Assuming you were referring to me when you wrote 'Bill' :-)

I guess a judgement on the importance of the example I posted depends on
two things:

(1) The perceived value of covariant return types.  As demonstrated in this
thread, for every use of a covariant return type, there is always a
somewhat less convenient workaround.  In other words, C++ has covariant
return types because they're convenient, not because we can't live without
them.  The score was settled the day they were introduced into the
language.

(2) The perceived value of smart pointers.  If you think smart pointer
idioms are important to the future of C++, then you don't want the language
rules to needlessly treat them as second class citizens.  Please note that
we have a precedent in this area: the introduction of member templates
removed most, but not all, of the obstacles for the use of smart pointers.

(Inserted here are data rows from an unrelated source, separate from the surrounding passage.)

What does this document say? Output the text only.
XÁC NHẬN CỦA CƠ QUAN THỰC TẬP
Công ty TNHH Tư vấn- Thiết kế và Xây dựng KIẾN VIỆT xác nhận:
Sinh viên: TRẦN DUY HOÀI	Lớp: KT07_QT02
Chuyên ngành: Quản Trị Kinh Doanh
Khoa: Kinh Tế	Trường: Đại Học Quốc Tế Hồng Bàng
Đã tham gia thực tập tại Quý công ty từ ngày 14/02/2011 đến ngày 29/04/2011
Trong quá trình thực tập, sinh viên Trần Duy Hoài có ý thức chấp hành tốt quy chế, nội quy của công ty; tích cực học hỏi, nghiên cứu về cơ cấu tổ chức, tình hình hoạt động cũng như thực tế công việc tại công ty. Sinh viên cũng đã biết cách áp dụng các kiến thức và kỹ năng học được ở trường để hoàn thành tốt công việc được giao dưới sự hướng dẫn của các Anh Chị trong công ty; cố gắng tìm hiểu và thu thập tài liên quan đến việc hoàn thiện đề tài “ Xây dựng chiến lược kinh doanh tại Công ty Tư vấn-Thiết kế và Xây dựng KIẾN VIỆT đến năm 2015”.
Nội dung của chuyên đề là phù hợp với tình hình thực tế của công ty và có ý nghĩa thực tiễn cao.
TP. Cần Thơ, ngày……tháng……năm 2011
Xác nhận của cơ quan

So far, I don't think anyone has come up with a sound technical reason why
the rules for covariant return types couldn't be relaxed.  I'm beginning to
suspect that not considering any other conversions was simply an oversight;
I'd sure like some historical input from the people who were actually there
when that decision was made.

Personally, I hope the day will come when the use of built-in pointers will
be as old-fashioned as the use of a built-in arrays is now: you're not
supposed to use them - unless you're implementing a way to hide them from
others.

- Wil

Wil Evers, DOOSYS IT Consultants, Maarssen, Holland
[Wil underscore Evers at doosys dot com]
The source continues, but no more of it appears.